Motions for Relief while the case is pending can involve many things – a request for temporary spousal support, a ruling by the Judge regarding visitation or how particular assets or debts are going to be dealt with while the case is pending, or a request to have a child returned to the jurisdiction if one parent moves with the child. The are many potential issues, ranging from financial to emergency hearings regarding the children.
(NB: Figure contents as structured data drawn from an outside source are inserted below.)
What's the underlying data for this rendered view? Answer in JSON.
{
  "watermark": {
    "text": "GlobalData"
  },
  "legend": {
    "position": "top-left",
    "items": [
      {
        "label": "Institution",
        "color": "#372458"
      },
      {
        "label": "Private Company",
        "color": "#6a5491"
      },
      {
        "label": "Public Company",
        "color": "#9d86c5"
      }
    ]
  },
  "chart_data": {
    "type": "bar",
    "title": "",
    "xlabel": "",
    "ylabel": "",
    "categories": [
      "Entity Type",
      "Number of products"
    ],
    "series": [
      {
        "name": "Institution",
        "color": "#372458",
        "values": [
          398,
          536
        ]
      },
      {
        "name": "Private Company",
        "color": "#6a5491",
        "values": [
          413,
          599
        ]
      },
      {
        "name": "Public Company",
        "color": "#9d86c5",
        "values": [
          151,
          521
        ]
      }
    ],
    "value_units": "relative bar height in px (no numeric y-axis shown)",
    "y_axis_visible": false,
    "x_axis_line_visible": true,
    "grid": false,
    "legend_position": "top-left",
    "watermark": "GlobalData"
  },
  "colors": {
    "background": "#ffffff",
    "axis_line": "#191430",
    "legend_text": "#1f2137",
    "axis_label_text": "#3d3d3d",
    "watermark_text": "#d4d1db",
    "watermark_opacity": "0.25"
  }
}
Although mediation is a fairly common concept these days, and most people probably have some sense of what that is, there are sometimes some mis-perceptions about what the mediator will do. The mediator is not a judge for the case, and does not make a binding decision about the outcome of the case after each parties argues his or her side. Mediators, though, do have different styles or approaches, including how directive they’ll be in giving an opinion regarding how a case should be resolved, and whether they’ll conduct the mediation mostly with both parties in the room, or more via “caucuses” where the parties are in separate rooms and the mediator in a senses does shuttle diplomacy going back and forth between the parties. Some mediators are attorneys and some are therapists or other mental health professional. So, picking a mediator that both parties can agree on and that you believe will be good for you, is an issue that will come up at this stage of a case. If the parties cannot agree on a mediator, the Judge will appoint one, and if the parties’ combined net income is low enough – below $100,000 in Broward County for example, the parties can attend reduced fee mediation through the court mediation program located at the courthouse. You can find information about the Broward County court mediation program here, and about the Dade County program here.
Although some may downplay the drama of a family law trial, and there could be cases where the parties might instruct their attorneys to not put extensive time into preparing for the trial, because they just want to go in front of the Judge, tell their story, and have someone finally resolve the case, in most cases a family law trial is a highly important and often dramatic event. If a party has put the time and expense into litigating a case up to the point of a trial, the issue is probably important enough that they want to prevail – have the case decided by the Judge in the way they believe it needs to be decided. Once it comes to trial, in addition to having the facts and law in your favor, the most important thing is preparation. If the issue is contested and not absolutely and clearly something that will be decided in your favor, there is no substitute for thorough preparation for the trial.